Você já falou algumas vezes da sua avó Tereza, como era a relação de vocês? Você pensa muito nela em momentos como o que tem vivido agora?
Já falei com minha esposa: “Quem eu queria que estivesse aqui, agora, vendo tudo isso era minha avó”. Ver esse sucesso todo, a vida que posso dar para minha família... Queria que ela curtisse um pouquinho disso, até pelo que passamos juntos. Minha esposa disse que onde quer que esteja ela está vendo tudo, mas eu a queria aqui. Ela foi minha mãe praticamente. Me educou, me criou... Meus Deus, vó Teresa era tudo! Ela teve derrame, parou o lado esquerdo, não conseguiu se recuperar e eu que cuidei dela. Tinha que trocar fralda, dar atenção.

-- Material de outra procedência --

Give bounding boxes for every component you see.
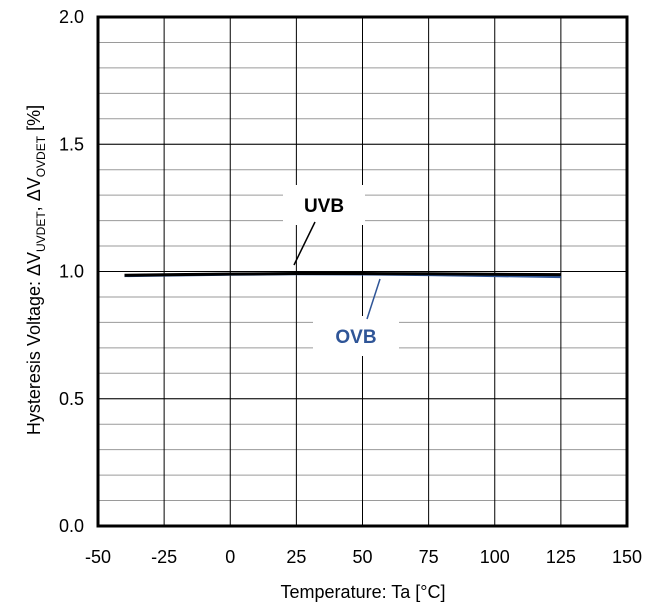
x-tick-label: 150 bbox=[612, 547, 642, 567]
y-axis-title-prefix: Hysteresis Voltage: ΔV bbox=[24, 252, 44, 435]
y-tick-label: 0.5 bbox=[59, 389, 84, 409]
y-tick-labels: 0.0 0.5 1.0 1.5 2.0 bbox=[59, 7, 84, 536]
x-tick-label: 100 bbox=[480, 547, 510, 567]
y-axis-title: Hysteresis Voltage: ΔVUVDET, ΔVOVDET [%] bbox=[24, 105, 48, 435]
series-line-uvb bbox=[124, 272, 561, 277]
x-tick-label: 0 bbox=[225, 547, 235, 567]
x-tick-label: -25 bbox=[151, 547, 177, 567]
x-axis-title: Temperature: Ta [°C] bbox=[281, 582, 446, 602]
annotation-uvb-label: UVB bbox=[304, 196, 344, 217]
annotation-ovb-box bbox=[313, 316, 399, 356]
y-axis-title-sub2: OVDET bbox=[34, 135, 48, 177]
x-tick-label: 25 bbox=[286, 547, 306, 567]
x-tick-label: -50 bbox=[85, 547, 111, 567]
y-axis-title-suffix: [%] bbox=[24, 105, 44, 136]
y-axis-title-mid: , ΔV bbox=[24, 177, 44, 211]
annotations: UVB OVB bbox=[283, 185, 399, 356]
x-tick-label: 75 bbox=[419, 547, 439, 567]
annotation-uvb-leader bbox=[293, 221, 316, 266]
y-tick-label: 1.5 bbox=[59, 134, 84, 154]
x-tick-label: 125 bbox=[546, 547, 576, 567]
plot-frame bbox=[96, 15, 629, 528]
x-tick-labels: -50 -25 0 25 50 75 100 125 150 bbox=[85, 547, 642, 567]
annotation-ovb-leader bbox=[366, 278, 381, 320]
y-tick-label: 2.0 bbox=[59, 7, 84, 27]
y-tick-label: 1.0 bbox=[59, 262, 84, 282]
series-layer bbox=[124, 272, 561, 279]
y-tick-label: 0.0 bbox=[59, 516, 84, 536]
annotation-ovb-label: OVB bbox=[335, 327, 376, 348]
x-tick-label: 50 bbox=[352, 547, 372, 567]
y-axis-title-sub1: UVDET bbox=[34, 211, 48, 252]
annotation-uvb-box bbox=[283, 185, 365, 225]
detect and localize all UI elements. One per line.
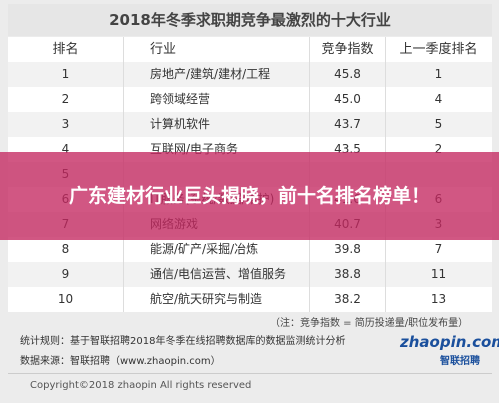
cell: 1 [434, 67, 443, 81]
cell: 7 [434, 242, 443, 256]
divider [8, 373, 492, 374]
cell: 45.0 [310, 87, 386, 112]
table-row: 1 房地产/建筑/建材/工程 45.8 1 [8, 62, 492, 87]
title: 2018年冬季求职期竞争最激烈的十大行业 [8, 4, 492, 36]
logo: zhaopin.com [400, 333, 499, 351]
table-row: 10 航空/航天研究与制造 38.2 13 [8, 287, 492, 312]
cell: 航空/航天研究与制造 [125, 287, 310, 312]
cell: 跨领域经营 [125, 87, 310, 112]
cell: 13 [430, 292, 447, 306]
cell: 8 [8, 237, 124, 262]
cell: 能源/矿产/采掘/冶炼 [125, 237, 310, 262]
cell: 9 [8, 262, 124, 287]
cell: 38.8 [310, 262, 386, 287]
cell: 4 [8, 137, 124, 162]
cell: 1 [8, 62, 124, 87]
cell: 3 [8, 112, 124, 137]
source: 数据来源：智联招聘（www.zhaopin.com） [20, 356, 221, 367]
cell: 39.8 [310, 237, 386, 262]
cell: 5 [434, 117, 443, 131]
cell: 房地产/建筑/建材/工程 [125, 62, 310, 87]
table-row: 8 能源/矿产/采掘/冶炼 39.8 7 [8, 237, 492, 262]
cell: 45.8 [310, 62, 386, 87]
rule: 统计规则：基于智联招聘2018年冬季在线招聘数据库的数据监测统计分析 [20, 336, 346, 347]
cell: 计算机软件 [125, 112, 310, 137]
header-row: 排名 行业 竞争指数 上一季度排名 [8, 37, 492, 62]
cell: 2 [434, 142, 443, 156]
banner: 广东建材行业巨头揭晓，前十名排名榜单！ [0, 152, 499, 240]
header-cell: 行业 [125, 37, 310, 62]
cell: 11 [430, 267, 447, 281]
cell: 43.7 [310, 112, 386, 137]
cell: 4 [434, 92, 443, 106]
note: （注：竞争指数 = 简历投递量/职位发布量） [270, 318, 469, 329]
cell: 38.2 [310, 287, 386, 312]
header-cell: 竞争指数 [310, 37, 386, 62]
cell: 2 [8, 87, 124, 112]
table-row: 3 计算机软件 43.7 5 [8, 112, 492, 137]
logo-cn: 智联招聘 [440, 356, 480, 367]
table-row: 9 通信/电信运营、增值服务 38.8 11 [8, 262, 492, 287]
copyright: Copyright©2018 zhaopin All rights reserv… [30, 380, 252, 391]
cell: 10 [8, 287, 124, 312]
header-cell: 排名 [8, 37, 124, 62]
header-cell: 上一季度排名 [399, 42, 478, 57]
table-row: 2 跨领域经营 45.0 4 [8, 87, 492, 112]
cell: 通信/电信运营、增值服务 [125, 262, 310, 287]
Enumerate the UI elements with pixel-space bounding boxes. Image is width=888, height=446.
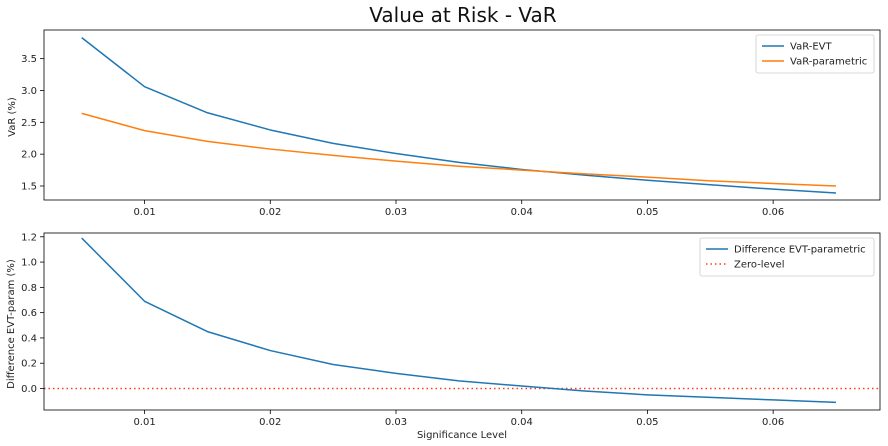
y-tick-label: 3.0 <box>21 86 37 97</box>
y-tick-label: 0.0 <box>21 384 37 395</box>
legend-label: VaR-EVT <box>790 42 833 53</box>
y-tick-label: 0.4 <box>21 333 37 344</box>
x-tick-label: 0.02 <box>259 207 281 218</box>
y-tick-label: 1.0 <box>21 258 37 269</box>
x-tick-label: 0.05 <box>636 207 658 218</box>
y-tick-label: 0.2 <box>21 359 37 370</box>
x-axis-label: Significance Level <box>417 430 507 441</box>
x-tick-label: 0.06 <box>762 417 784 428</box>
y-tick-label: 2.0 <box>21 150 37 161</box>
plot-frame <box>43 29 881 201</box>
y-tick-label: 0.8 <box>21 283 37 294</box>
chart-title: Value at Risk - VaR <box>369 3 557 27</box>
var-chart: Value at Risk - VaR VaR (%) 0.01 0.02 0.03… <box>7 3 881 218</box>
y-tick-label: 2.5 <box>21 118 37 129</box>
y-tick-label: 0.6 <box>21 308 37 319</box>
x-tick-label: 0.03 <box>385 207 407 218</box>
legend-box <box>699 237 875 277</box>
x-tick-label: 0.03 <box>385 417 407 428</box>
y-axis-label: Difference EVT-param (%) <box>6 259 17 389</box>
plot-frame <box>43 232 881 411</box>
x-tick-label: 0.01 <box>133 417 155 428</box>
y-tick-label: 1.5 <box>21 181 37 192</box>
x-tick-label: 0.01 <box>133 207 155 218</box>
x-tick-label: 0.06 <box>762 207 784 218</box>
x-tick-label: 0.04 <box>511 207 533 218</box>
difference-chart: Difference EVT-param (%) Significance Le… <box>6 232 881 441</box>
series-line-var-evt <box>81 37 837 194</box>
legend-label: Zero-level <box>734 260 785 271</box>
y-tick-label: 1.2 <box>21 232 37 243</box>
x-tick-label: 0.05 <box>636 417 658 428</box>
x-tick-label: 0.02 <box>259 417 281 428</box>
series-line-difference-evt-parametric <box>81 237 837 404</box>
y-axis-label: VaR (%) <box>7 97 18 137</box>
legend-label: Difference EVT-parametric <box>734 245 866 256</box>
x-tick-label: 0.04 <box>511 417 533 428</box>
y-tick-label: 3.5 <box>21 54 37 65</box>
series-line-var-parametric <box>81 112 837 187</box>
legend-box <box>755 34 875 74</box>
legend-label: VaR-parametric <box>790 57 867 68</box>
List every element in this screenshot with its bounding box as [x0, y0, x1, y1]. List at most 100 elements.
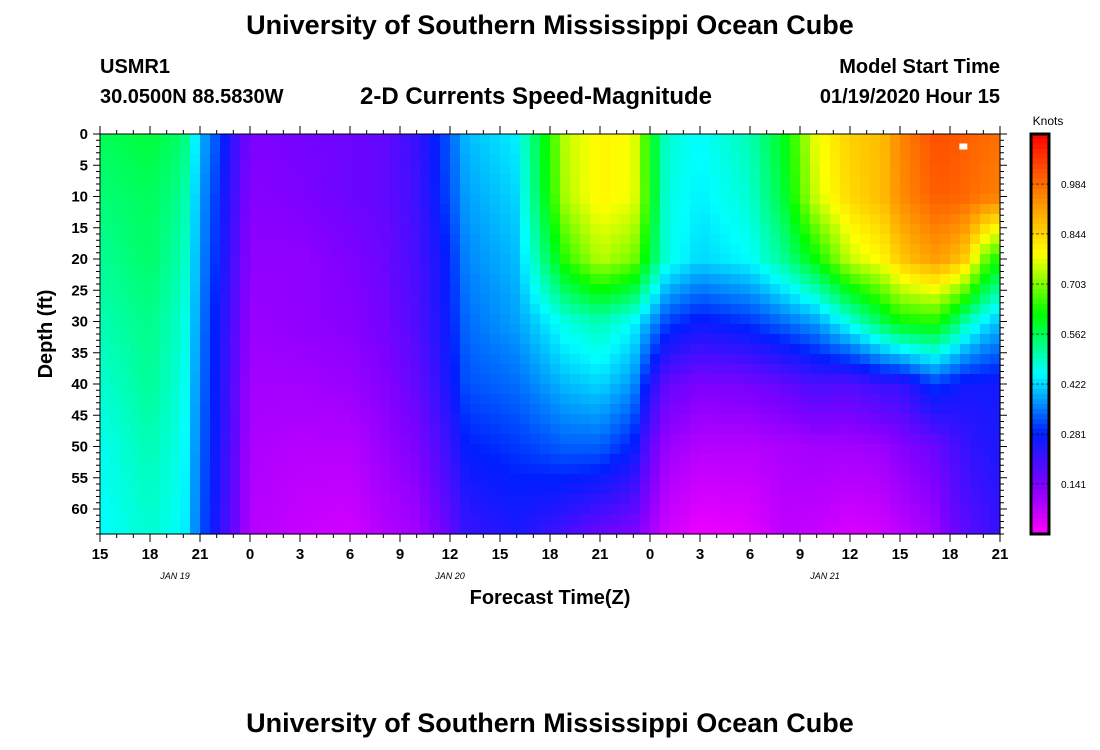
heatmap-cell [370, 244, 381, 255]
heatmap-cell [550, 364, 561, 375]
heatmap-cell [120, 224, 131, 235]
heatmap-cell [350, 314, 361, 325]
heatmap-cell [850, 374, 861, 385]
heatmap-cell [600, 414, 611, 425]
heatmap-cell [920, 384, 931, 395]
heatmap-cell [510, 374, 521, 385]
heatmap-cell [540, 424, 551, 435]
heatmap-cell [620, 504, 631, 515]
heatmap-cell [430, 364, 441, 375]
heatmap-cell [470, 134, 481, 145]
heatmap-cell [430, 224, 441, 235]
heatmap-cell [270, 324, 281, 335]
heatmap-cell [120, 254, 131, 265]
heatmap-cell [190, 484, 201, 495]
heatmap-cell [330, 454, 341, 465]
heatmap-cell [290, 144, 301, 155]
heatmap-cell [650, 514, 661, 525]
heatmap-cell [660, 524, 671, 535]
heatmap-cell [780, 394, 791, 405]
heatmap-cell [910, 264, 921, 275]
heatmap-cell [890, 484, 901, 495]
heatmap-cell [430, 434, 441, 445]
heatmap-cell [520, 374, 531, 385]
heatmap-cell [360, 384, 371, 395]
heatmap-cell [430, 154, 441, 165]
x-tick-label: 18 [142, 546, 159, 563]
heatmap-cell [340, 164, 351, 175]
heatmap-cell [570, 344, 581, 355]
heatmap-cell [320, 164, 331, 175]
heatmap-cell [800, 334, 811, 345]
heatmap-cell [260, 224, 271, 235]
heatmap-cell [530, 524, 541, 535]
heatmap-cell [650, 414, 661, 425]
heatmap-cell [970, 354, 981, 365]
heatmap-cell [540, 484, 551, 495]
heatmap-cell [320, 474, 331, 485]
heatmap-cell [350, 464, 361, 475]
heatmap-cell [170, 364, 181, 375]
heatmap-cell [350, 484, 361, 495]
heatmap-cell [420, 304, 431, 315]
heatmap-cell [640, 394, 651, 405]
heatmap-cell [730, 154, 741, 165]
heatmap-cell [150, 194, 161, 205]
heatmap-cell [740, 474, 751, 485]
heatmap-cell [420, 244, 431, 255]
heatmap-cell [800, 474, 811, 485]
heatmap-cell [290, 324, 301, 335]
heatmap-cell [410, 484, 421, 495]
heatmap-cell [890, 194, 901, 205]
colorbar-segment [1031, 374, 1049, 380]
heatmap-cell [180, 274, 191, 285]
heatmap-cell [740, 394, 751, 405]
heatmap-cell [760, 304, 771, 315]
heatmap-cell [810, 234, 821, 245]
heatmap-cell [870, 154, 881, 165]
heatmap-cell [310, 424, 321, 435]
heatmap-cell [460, 384, 471, 395]
heatmap-cell [750, 484, 761, 495]
heatmap-cell [960, 264, 971, 275]
heatmap-cell [160, 324, 171, 335]
heatmap-cell [180, 524, 191, 535]
heatmap-cell [250, 454, 261, 465]
heatmap-cell [600, 484, 611, 495]
heatmap-cell [190, 234, 201, 245]
heatmap-cell [480, 364, 491, 375]
heatmap-cell [320, 334, 331, 345]
heatmap-cell [140, 364, 151, 375]
heatmap-cell [650, 234, 661, 245]
heatmap-cell [670, 504, 681, 515]
colorbar-segment [1031, 464, 1049, 470]
heatmap-cell [410, 144, 421, 155]
heatmap-cell [310, 444, 321, 455]
heatmap-cell [490, 184, 501, 195]
heatmap-cell [870, 374, 881, 385]
heatmap-cell [520, 194, 531, 205]
heatmap-cell [810, 424, 821, 435]
heatmap-cell [270, 304, 281, 315]
heatmap-cell [700, 224, 711, 235]
heatmap-cell [380, 474, 391, 485]
heatmap-cell [260, 354, 271, 365]
heatmap-cell [950, 384, 961, 395]
heatmap-cell [540, 204, 551, 215]
x-tick-label: 3 [296, 546, 304, 563]
heatmap-cell [390, 384, 401, 395]
heatmap-cell [410, 454, 421, 465]
heatmap-cell [470, 254, 481, 265]
heatmap-cell [940, 214, 951, 225]
heatmap-cell [990, 414, 1001, 425]
y-tick-label: 35 [71, 345, 88, 362]
heatmap-cell [630, 254, 641, 265]
heatmap-cell [560, 464, 571, 475]
heatmap-cell [190, 444, 201, 455]
heatmap-cell [510, 314, 521, 325]
heatmap-cell [480, 444, 491, 455]
heatmap-cell [510, 214, 521, 225]
heatmap-cell [770, 144, 781, 155]
heatmap-cell [320, 174, 331, 185]
heatmap-cell [420, 434, 431, 445]
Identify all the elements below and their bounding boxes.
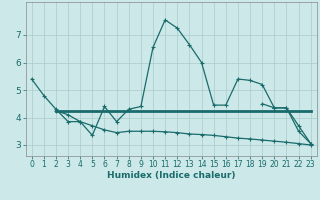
X-axis label: Humidex (Indice chaleur): Humidex (Indice chaleur) [107, 171, 236, 180]
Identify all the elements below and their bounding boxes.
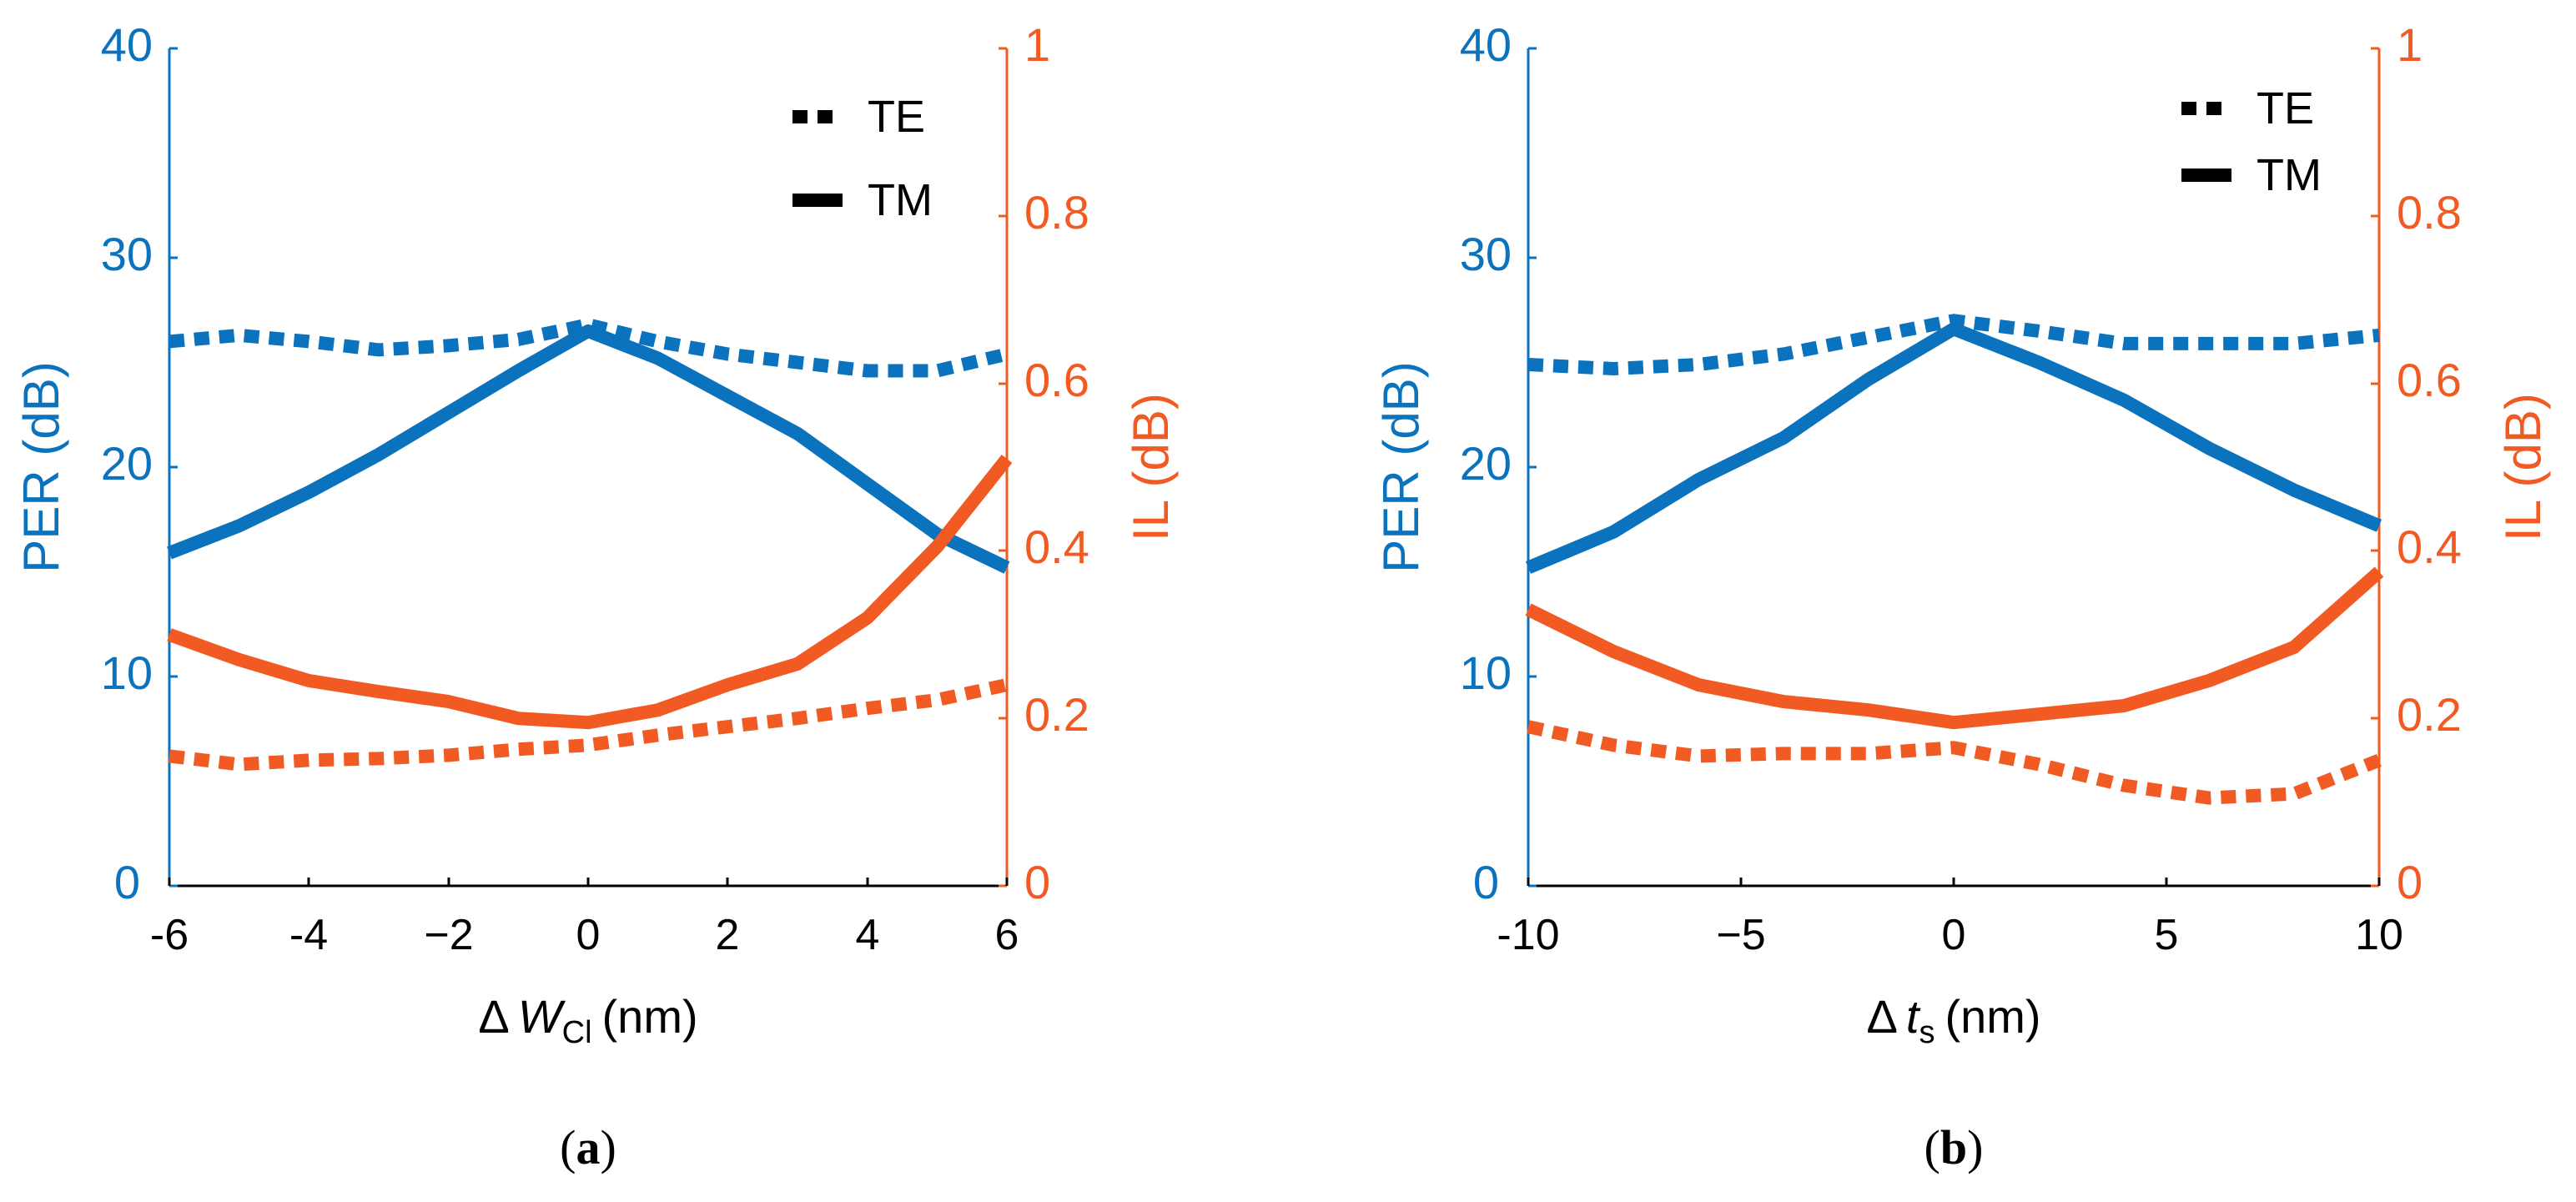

Eu estudava de manhã e voltava correndo para ajudá-la. Já ia para escola preocupado com isso. Lembro que quando minha avó faleceu eu estava sonhando justamente com ela. Acordei e só escutei meus tios com cuidado falando: “A mãe faleceu”. Levantei, fui para sala e todo mundo ficou espantado. Eu desabei. Tinha perdido o chão. Mesmo ela de cama, éramos muito próximos. Tudo que ela pedisse, eu fazia. Às vezes, ela só chamava para brincar, para me ver por perto. Minha infância toda, ela cuidou de mim. Então, eu tinha que fazer aquilo por ela, retribuir, mostrar meu amor.
Tanta dedicação que você mostra em campo vem desse exemplo de luta que ela te deu?
Com certeza. Quando você nasce em um bairro mais pobre, tem vários caminhos para seguir. Os mais fáceis são das drogas, prostituição... Eu tinha essas opções, mas não foi assim que fui criado. Tive uma educação, mesmo sendo de família humilde. Aprendi que se quero uma coisa, tenho que trabalhar para conseguir. Se não tiver dinheiro, jamais vou roubar para ter. Foi assim que ela me ensinou. Se tem, tem. Se não tem, não tem. E assim vou levando. É a lição que vou passar para meu filho. Ter simplicidade e humildade é o caminho. Sempre vou lembrar minhas origens.
Voltando a falar da Champions, já apontam o Bayern como favorito por jogar em casa, mas vocês já provaram que duvidar do Chelsea não é muito prudente, né?
Pois é, mas é até bom não apostarem muito na gente. Se for para vencer assim, podem falar o que quiserem. É questão de respeito. Isso deixa o jogador mais mordido. Vamos respeitar o Bayern e esperamos o mesmo. Eliminamos grandes adversários e estamos na final por merecimento. Vamos com cuidado e pé no chão.